2007 Kasım’ında ABD Başkanı Bush ile Erdoğan Washington’da Güney Kürdistan, KDP-YNK ile ilişki geliştirmeyi ve PKK’ye karşı ortak mücadeleyi öngören bir anlaşma imzalandı. Bu anlaşma sonrası ABD-NATO keşif ve istihbarat gibi teknik yardım sağlayarak, Türkiye’nin İHA-SİHA gibi savaş araçlarının üretmesi için gerekli teknik altyapıyı sağladı. Bu kapsamda Kasım 2008 tarihinde KDP ile Türk devleti bir antlaşma daha yaptı. Ardından 21 Aralık 2009’da AKP hükümetinin İçişleri Bakanı Beşir Atalay ile Barzani’nin Hewlêr’de imzaladığı bir anlaşma daha yapıldı. Antlaşmaya göre PKK’nin Güney’deki varlığı sonlandırılacak, Maxmur kampı boşaltılacak, Güney Kürdistan petrol ve doğal gazı Türkiye’ye taşınacak, ticari ilişkiler geliştirilecek. PKK’den kaçışların örgütlendirilmesi, kaçanların sorgularına MİT görevlilerinin katılarak Türkiye’ye teslim edilerek PKK’ye karşı kullanılması olağan hale gelen bir hususa dönüşmüştü. TC ve KDP periyodik zamanlarda toplantı yapıyor, toplantılarda, PKK’ye karşı ortak konsept belirliyor ve uyguluyorlardı.
KDP, AKP-Cemaat’ın Kürt Özgrülük Hareketine karşı planladığı tüm özel savaş politikalarına destek sundu. Cemaat ve Erdoğan-AKP firmalarını, eğitim kurumlarını Güney Kürdistan’a yerleştirdi. AKP-MHP iktidarı döneminde Kürdistan’ı MHP iş adamlarına, müteahhitlerine ve firmalarına sonuna kadar açtı. PKK gibi diğer muhalif ve yurtsever çizgideki parti, basın, kültür, gençlik ve kadın örgütleri demokratik kurum ve örgütlenmeleri kapatarak yasakladı. AKP faşist iktidarının Türkiye’de KCK operasyonları adı altında yaptığı siyasi soykırım operasyonlarının benzerini KDP 2014 yılında Güney’de gerçekleştirdi.
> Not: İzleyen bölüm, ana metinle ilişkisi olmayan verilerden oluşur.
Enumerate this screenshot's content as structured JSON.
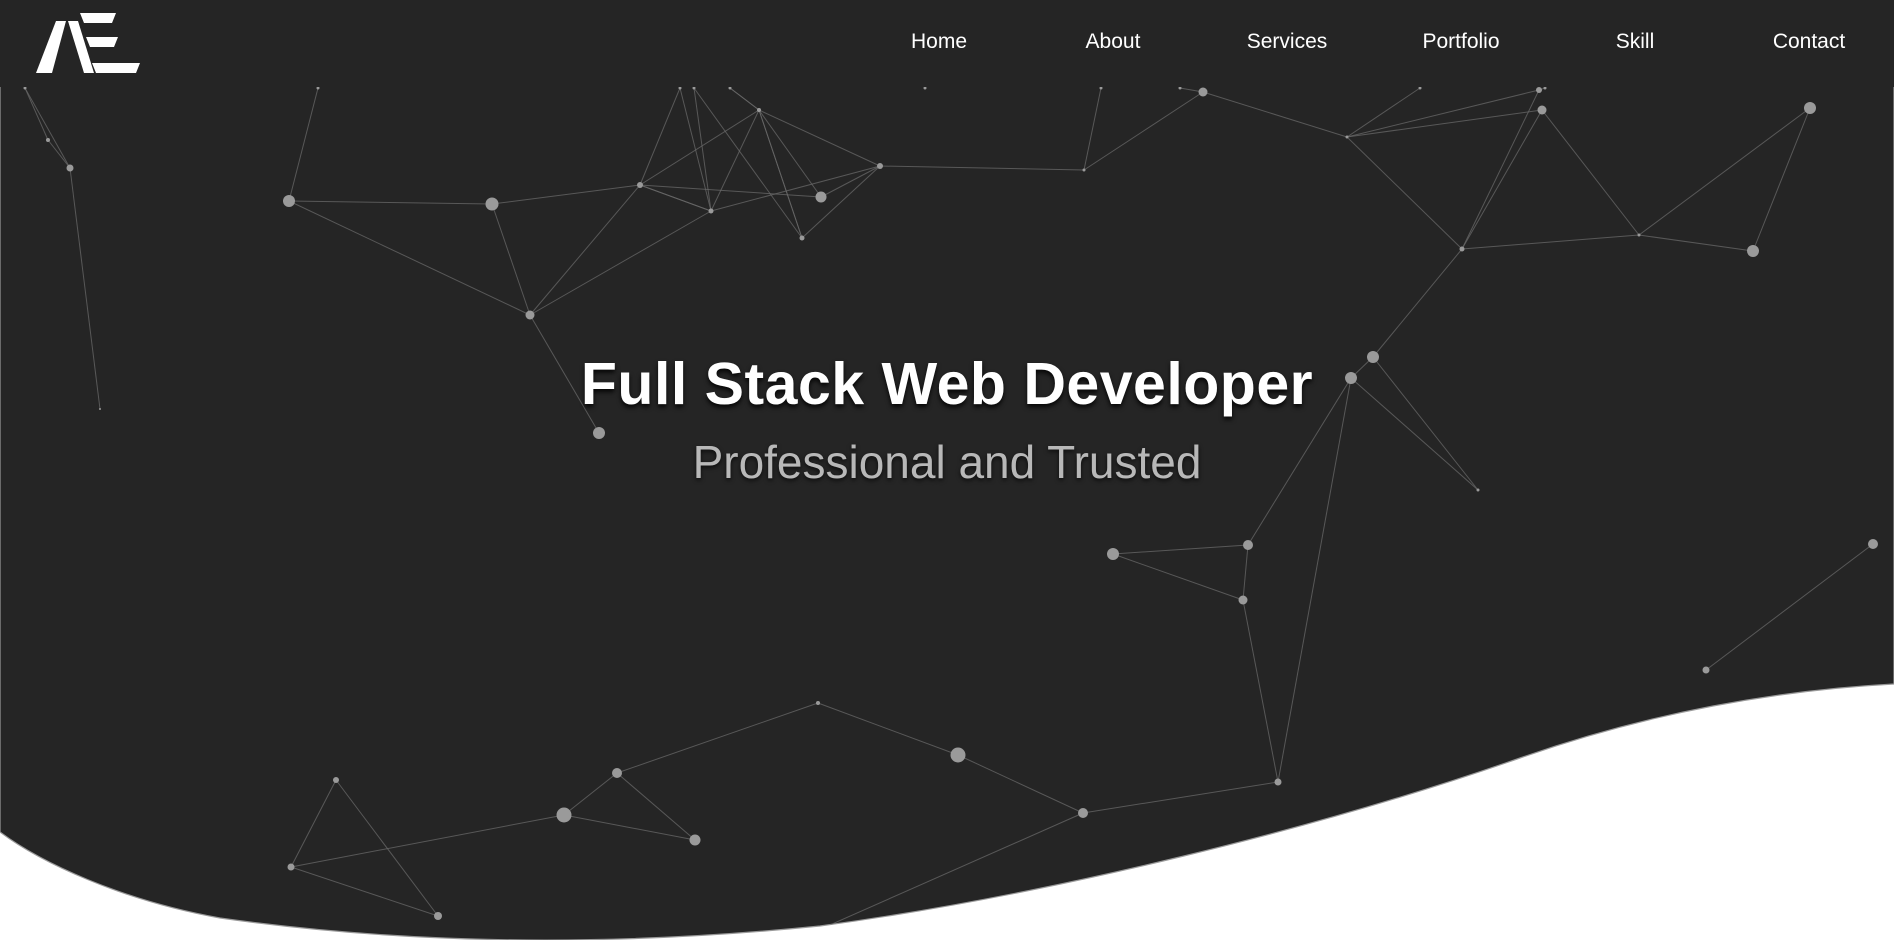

PÇDK, KNK ofisleri, Kürdistan Yurtsever Gençlik Merkezi’nin Hewlêr, Duhok ile Zaxo büroları, Kürdistan Özgürlükçü Kadın Kurumu, Dicle Haber Ajansı’nın Hewlêr’deki merkezi, Weşana Roji Welat dergisi’nin Duhok ile Zaxo’da bulunan bürolarını kapatarak yasadışı ilan etti.
KDP diplomatik çalışmaları da hep PKK’ye karşıtlık temelinde olmuştur. Uluslararası ilişki ve platformları demokratik bir Kürdistan için değerlendirmediği gibi PKK’ye kapatmaya çalışmıştır. ABD, AB gibi güçlerin NATO şemsiyesi altında PKK’yi “terörist örgüt” listesine almalarının bir nedeni de KDP olmuştur. 15 Şubat Komplosunun zemini bu şekilde hazırlanmıştır.
KDP, Türk devletinin zulmünden kaçıp Güney Kürdistan’a sığınan yurtsever Maxmur mültecilerini kamplara kapatmış, adeta esir tutmuş, Özgürlük Hareketinden koparmak için her türlü yöntemi denemiş, onlarcasını kaçırmış, işkence etmiş ve katletmiştir. KDP peşmergeleri Maxmur’lu yaşlı annelere saldıracak, onları saçlarından tutarak yerlerde sürükleyecek ve küfredecek kadar düşmanca yaklaşmaktadır. Türk devletiyle aldığı karar gereği 2 yıldır ambargo ve kuşatma altındaki Maxmur halkı defalarca Türk savaş uçaklarının saldırısına uğramış ve onlarca kişi hayatını kaybetmiştir.